L’aut’journal a rencontré Shannon Walsh, la réalisatrice du film À St-Henri le 26 septembre, au restaurant Green Spot, situé sur la rue Notre-Dame ouest à St-Henri. L’idée était géniale puisque ce restaurant apparaît dans le film et est, en quelque sorte, le quartier général de certains des personnages de son film. Justement, Edmée et Robert y étaient attablés le matin même au déjeuner.

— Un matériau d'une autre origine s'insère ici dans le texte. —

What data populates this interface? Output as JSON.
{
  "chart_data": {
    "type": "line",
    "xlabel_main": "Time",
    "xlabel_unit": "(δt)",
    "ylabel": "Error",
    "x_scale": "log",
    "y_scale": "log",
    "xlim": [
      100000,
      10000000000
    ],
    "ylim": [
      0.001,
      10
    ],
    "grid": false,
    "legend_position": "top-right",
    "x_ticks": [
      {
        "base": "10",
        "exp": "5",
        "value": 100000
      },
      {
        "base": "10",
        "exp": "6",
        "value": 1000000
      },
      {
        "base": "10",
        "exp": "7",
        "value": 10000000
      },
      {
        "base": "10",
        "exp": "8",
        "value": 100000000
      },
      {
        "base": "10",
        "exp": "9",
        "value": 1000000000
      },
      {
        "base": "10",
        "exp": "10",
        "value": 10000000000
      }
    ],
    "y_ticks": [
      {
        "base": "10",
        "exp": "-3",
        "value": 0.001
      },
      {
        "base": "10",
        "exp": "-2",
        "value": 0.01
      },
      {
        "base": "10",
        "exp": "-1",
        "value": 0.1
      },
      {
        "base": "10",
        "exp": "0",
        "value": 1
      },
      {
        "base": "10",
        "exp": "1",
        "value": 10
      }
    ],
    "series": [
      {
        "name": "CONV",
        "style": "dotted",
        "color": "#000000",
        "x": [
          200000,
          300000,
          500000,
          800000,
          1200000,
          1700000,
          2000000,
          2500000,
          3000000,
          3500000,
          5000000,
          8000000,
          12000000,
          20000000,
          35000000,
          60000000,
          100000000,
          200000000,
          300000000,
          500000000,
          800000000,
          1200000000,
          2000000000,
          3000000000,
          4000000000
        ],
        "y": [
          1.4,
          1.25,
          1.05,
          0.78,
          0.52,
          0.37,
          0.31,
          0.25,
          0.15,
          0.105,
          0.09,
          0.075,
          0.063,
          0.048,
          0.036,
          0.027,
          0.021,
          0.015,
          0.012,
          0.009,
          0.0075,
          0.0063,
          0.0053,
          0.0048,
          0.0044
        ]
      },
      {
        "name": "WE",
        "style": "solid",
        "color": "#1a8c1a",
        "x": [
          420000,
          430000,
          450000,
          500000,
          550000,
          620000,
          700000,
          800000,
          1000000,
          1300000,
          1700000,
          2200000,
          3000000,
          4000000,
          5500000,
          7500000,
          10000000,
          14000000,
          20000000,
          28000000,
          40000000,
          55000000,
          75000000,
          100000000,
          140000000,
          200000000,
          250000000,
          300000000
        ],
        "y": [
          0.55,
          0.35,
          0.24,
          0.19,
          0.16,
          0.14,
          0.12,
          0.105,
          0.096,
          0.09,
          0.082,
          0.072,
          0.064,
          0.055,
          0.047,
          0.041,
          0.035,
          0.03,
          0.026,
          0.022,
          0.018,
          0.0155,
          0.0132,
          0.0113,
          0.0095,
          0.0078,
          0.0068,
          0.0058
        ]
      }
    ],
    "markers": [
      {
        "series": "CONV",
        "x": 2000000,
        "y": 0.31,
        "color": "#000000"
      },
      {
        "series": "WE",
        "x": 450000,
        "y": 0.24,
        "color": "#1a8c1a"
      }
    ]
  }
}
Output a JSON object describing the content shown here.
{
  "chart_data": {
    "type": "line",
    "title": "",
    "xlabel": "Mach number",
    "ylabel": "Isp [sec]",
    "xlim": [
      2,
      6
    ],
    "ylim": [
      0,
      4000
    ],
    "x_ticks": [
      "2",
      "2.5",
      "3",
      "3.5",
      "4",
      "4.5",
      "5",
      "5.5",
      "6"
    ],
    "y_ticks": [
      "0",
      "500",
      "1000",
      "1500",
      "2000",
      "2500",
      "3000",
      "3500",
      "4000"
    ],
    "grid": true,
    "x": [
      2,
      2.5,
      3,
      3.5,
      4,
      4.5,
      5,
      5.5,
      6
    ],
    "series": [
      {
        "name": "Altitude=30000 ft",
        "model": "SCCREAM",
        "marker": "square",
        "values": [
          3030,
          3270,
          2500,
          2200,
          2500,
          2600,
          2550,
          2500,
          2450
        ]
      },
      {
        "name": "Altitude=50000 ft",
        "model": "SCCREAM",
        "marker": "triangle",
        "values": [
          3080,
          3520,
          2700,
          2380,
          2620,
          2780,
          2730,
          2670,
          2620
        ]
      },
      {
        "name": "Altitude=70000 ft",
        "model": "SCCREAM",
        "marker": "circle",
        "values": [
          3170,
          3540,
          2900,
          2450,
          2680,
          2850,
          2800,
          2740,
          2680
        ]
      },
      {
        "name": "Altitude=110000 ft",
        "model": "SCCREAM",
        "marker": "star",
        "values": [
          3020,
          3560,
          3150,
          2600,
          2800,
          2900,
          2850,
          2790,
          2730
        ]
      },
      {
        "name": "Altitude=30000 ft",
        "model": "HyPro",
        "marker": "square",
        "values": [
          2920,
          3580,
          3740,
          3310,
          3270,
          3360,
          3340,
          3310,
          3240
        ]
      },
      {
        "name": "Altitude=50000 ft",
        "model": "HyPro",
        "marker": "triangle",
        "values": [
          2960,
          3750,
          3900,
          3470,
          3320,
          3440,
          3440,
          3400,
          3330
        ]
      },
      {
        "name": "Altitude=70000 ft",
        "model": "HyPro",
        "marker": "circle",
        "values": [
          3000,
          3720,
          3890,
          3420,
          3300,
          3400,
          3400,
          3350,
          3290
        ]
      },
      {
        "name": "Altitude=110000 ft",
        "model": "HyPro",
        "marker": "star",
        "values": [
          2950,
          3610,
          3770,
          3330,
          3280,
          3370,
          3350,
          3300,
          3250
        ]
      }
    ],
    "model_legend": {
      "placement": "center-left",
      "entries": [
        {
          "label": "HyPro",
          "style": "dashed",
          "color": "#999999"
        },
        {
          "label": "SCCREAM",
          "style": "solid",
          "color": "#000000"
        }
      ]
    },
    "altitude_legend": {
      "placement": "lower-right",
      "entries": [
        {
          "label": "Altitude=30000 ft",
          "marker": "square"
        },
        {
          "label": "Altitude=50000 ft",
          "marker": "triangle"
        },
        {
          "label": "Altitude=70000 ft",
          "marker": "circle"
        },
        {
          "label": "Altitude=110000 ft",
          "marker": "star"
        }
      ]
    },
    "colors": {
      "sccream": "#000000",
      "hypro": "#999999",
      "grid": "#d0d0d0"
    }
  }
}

La sympathique jeune femme m’a confié, sans tarder, qu’elle n’habite plus le quartier, mais l’Afrique du Sud où elle poursuit des études postdoctorales à l’Université de Johannesbourg. St-Henri a été son premier quartier d’adoption lorsque sa famille a quitté London en Ontario pour venir s’installer à Montréal. Ses parents ont emménagé en novembre, aux lendemains du référendum de 1995, et l’ont inscrite à l’école du quartier. Quelle belle introduction à la vie québécoise et à sa politique pour la nouvelle venue!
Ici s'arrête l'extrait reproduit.